Dararith, 23 (pictured right), says he felt strong, traded a couple of punches with his Malaysian opponent - then listened with amazement as the final verdict went in a one-point decision against him.

Dararith won the bronze medal that was guaranteed him before the competition, but the crowd bayed it's disapproval at the result.

The Malaysian boxer's coach - who had already congratulated Dararith's coach as being the victor before the final round - was bewildered, Cambodian mission chief So Samuth said.

The Cambodian team protested the decision, which cost them $100, but the result was not changed.

The Indonesian boxing coach told Samuth that at the next SEA Games in Indonesia "we will get back at the Thais" for making bad judgments. Samuth said that many countries, especially in the boxing competition, were angered at what they considered were bad calls.

One Indonesian boxer punched a referee after a fight, Samuth said. Dararith was told before he fought "not to do anything bad" should he lose, but the boxer was annoyed nonetheless.

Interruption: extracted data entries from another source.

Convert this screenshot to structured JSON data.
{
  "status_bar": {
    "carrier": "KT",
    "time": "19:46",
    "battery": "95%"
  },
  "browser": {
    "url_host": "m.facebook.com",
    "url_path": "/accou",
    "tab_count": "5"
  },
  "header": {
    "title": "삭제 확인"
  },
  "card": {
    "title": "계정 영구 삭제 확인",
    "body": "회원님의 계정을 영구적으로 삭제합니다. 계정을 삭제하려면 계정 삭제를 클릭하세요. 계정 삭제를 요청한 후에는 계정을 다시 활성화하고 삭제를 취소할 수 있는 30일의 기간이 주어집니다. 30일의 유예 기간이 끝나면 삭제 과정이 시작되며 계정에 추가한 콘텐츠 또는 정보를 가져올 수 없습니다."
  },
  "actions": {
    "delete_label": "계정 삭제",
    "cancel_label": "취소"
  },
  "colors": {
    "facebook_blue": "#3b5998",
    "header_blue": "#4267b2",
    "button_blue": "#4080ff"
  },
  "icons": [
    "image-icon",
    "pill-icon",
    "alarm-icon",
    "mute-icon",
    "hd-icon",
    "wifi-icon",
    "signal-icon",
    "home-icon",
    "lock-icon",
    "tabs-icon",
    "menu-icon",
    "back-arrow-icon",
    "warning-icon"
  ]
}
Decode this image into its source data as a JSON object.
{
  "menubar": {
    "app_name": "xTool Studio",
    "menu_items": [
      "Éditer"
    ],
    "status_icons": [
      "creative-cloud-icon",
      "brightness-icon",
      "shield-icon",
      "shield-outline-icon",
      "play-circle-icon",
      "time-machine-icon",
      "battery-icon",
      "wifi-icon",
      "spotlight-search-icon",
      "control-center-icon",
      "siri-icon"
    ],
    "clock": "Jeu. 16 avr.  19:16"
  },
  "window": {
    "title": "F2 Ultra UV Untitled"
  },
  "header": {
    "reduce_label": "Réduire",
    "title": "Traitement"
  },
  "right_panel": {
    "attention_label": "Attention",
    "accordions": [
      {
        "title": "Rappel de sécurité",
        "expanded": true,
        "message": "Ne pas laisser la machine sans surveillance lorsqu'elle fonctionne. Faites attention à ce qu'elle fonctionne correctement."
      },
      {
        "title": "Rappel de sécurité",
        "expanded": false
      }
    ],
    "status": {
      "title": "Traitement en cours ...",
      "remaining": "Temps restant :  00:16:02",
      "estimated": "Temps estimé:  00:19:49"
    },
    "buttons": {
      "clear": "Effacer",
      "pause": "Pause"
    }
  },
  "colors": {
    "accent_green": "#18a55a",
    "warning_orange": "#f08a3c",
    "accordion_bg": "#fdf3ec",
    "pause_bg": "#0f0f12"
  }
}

Dararith began training for the SEA games in 1990, spending 18 month in North Korea. In 40 competition fights with Vietnamese, Laotian and Thai opponents he won 30 times, lost five and drew five.

His parents earlier did not want him to become a boxer and he had to train in secret. Growing up in a very poor family, he had little to eat and could not travel anywhere to train.

He said his parents changed their mind after he became successful. "Let it be what it will be," his parents told each other. Dararith has beaten all his opponents in Cambodia.

During competition in Chiang Mai he said he was not scared or nervous but kept thinking "I have to knock out my competitor". He did not see any Cambodian judge at ringside so believed that he would find it difficult to win on points.

He did not fight for First Prime Minister Prince Ranariddh's money, "but what I want is to see the Cambodian flag being flown at the event My effort was for my nation's reputation," he said.